An elevated village nestled
in Arunachal Pradesh, renowned for its 1962 war memorial, has introduced an
innovative dairy parlour dedicated to milk from a remarkable bovine creature
often referred to as the ‘ship of the Himalayas.’ Travelers enroute to Tawang
invariably pause at the Nyukmadung War Memorial to pay their respects to the Bhartiya soldiers who valiantly battled Chinese aggressors in the vicinity on
November 18, 1962. The central monument is a 25-foot-tall chorten, a Buddhist
shrine, in keeping with local customs and traditions.
Situated at approximately 2,800 meters above sea level, this
village now proudly houses the Nyukmadung Dairy, located on the premises of the
Indian Council for Agricultural Research-National Research Centre on Yak, or
NRC-Y. The farm is situated about 25 km from Dirang, where the yak research
center is located.
“The dairy, complete with a parlour, was
inaugurated on September 15th with the aim of enhancing the profitability of
yak farming by popularizing yak milk and its various derivatives, including
designer paneer, ghee, curd, ripened cheese, and mozzarella cheese,”

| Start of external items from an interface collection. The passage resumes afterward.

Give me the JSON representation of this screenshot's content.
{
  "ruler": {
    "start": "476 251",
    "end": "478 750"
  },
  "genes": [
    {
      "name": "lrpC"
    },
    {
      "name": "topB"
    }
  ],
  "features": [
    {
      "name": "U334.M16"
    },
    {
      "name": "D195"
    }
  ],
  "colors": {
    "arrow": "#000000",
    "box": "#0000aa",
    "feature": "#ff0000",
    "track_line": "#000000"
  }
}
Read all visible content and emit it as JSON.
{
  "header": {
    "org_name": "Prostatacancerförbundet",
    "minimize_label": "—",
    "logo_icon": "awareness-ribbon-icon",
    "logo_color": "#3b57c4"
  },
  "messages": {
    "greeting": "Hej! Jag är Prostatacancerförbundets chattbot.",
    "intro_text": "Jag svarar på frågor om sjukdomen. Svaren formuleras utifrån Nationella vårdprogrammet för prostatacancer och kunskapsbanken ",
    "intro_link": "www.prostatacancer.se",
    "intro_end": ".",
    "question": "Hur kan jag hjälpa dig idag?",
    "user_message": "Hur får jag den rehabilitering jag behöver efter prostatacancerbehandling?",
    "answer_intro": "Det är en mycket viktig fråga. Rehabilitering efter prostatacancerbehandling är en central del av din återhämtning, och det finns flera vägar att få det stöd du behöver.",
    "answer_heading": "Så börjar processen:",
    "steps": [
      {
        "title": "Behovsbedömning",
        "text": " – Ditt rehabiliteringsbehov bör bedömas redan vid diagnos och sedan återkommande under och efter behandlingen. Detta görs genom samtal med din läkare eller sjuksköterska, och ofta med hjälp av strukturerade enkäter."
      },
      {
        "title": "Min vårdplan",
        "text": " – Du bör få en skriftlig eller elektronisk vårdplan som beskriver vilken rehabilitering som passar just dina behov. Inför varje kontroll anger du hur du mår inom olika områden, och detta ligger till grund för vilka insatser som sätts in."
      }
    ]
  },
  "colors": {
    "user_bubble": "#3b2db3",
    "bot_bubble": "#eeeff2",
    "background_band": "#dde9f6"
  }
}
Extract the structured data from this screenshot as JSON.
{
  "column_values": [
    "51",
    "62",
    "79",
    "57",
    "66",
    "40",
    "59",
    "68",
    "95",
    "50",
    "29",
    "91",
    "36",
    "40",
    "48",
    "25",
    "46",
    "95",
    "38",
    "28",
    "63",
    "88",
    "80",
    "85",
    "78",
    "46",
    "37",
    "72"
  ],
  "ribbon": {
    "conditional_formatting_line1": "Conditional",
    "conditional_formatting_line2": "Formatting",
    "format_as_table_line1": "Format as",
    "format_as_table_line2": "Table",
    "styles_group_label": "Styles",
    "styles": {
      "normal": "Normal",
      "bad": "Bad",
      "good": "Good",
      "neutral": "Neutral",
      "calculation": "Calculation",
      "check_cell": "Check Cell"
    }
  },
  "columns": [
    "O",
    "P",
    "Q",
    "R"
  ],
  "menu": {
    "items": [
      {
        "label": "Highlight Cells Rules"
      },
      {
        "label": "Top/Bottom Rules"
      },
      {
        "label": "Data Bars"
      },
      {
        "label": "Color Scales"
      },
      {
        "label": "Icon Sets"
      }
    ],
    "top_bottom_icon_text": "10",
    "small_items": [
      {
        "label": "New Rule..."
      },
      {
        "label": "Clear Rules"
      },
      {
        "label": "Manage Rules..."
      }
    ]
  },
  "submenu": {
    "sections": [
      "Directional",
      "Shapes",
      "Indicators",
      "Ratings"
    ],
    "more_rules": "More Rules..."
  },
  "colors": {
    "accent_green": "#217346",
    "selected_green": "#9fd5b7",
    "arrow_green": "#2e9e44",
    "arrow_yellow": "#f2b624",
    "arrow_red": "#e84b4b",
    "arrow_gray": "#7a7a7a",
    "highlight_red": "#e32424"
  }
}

stated Mihir Sarkar, Director of the NRC-Y. The inauguration ceremony was
officiated by S.P. Kimothi, a member of the Agricultural Scientists Recruitment
Board based in New Delhi.
The yak (Poephagus grunniens) is the lifeline of
highland ethnic communities residing in the Himalayan and trans-Himalayan
regions, where conditions are unsuitable for most types of agricultural
activities. This animal sustains the livelihoods of these highlanders by providing
milk, meat, fiber, hide, and dung, in addition to serving as a means of
transportation.
Yak milk and its products are fundamental
components of the diet of these highland communities, who endure an extremely
hypoxic and harsh environment without the benefit of vitamin and mineral
supplements, according to NRC-Y scientists.
Yak milk is characterized by its creamy white
color, thickness, sweetness, fragrance, and higher content of protein, fat,
lactose, minerals, and total solids compared to cow milk. It contains
15.63-19.63% total solids, with 5.29-8.73% fat, 3.45-4.27% protein, and
0.64-0.82% ash. In essence, yak milk is regarded as naturally concentrated
milk, enriched with a greater nutrient density and abundant in omega-3 fatty
acids, amino acids, antioxidants, vitamins, and minerals.
While raw yak milk is scarcely accessible for
direct consumption due to the remote habitat of yak rearing, most of it is
processed into traditional products such as chhurpi (soft cheese), churkham
(hard cheese), and mar (butter). A small portion of raw milk is reserved for
making butter tea for the communities’ personal use, with a small surplus
available for sale.
The NRC-Y has been diligently working on
diversification and value addition to render yak milk and its products suitable
for commercial production. Their initiatives encompass hands-on training and
capacity-building programs designed for tribal yak farmers.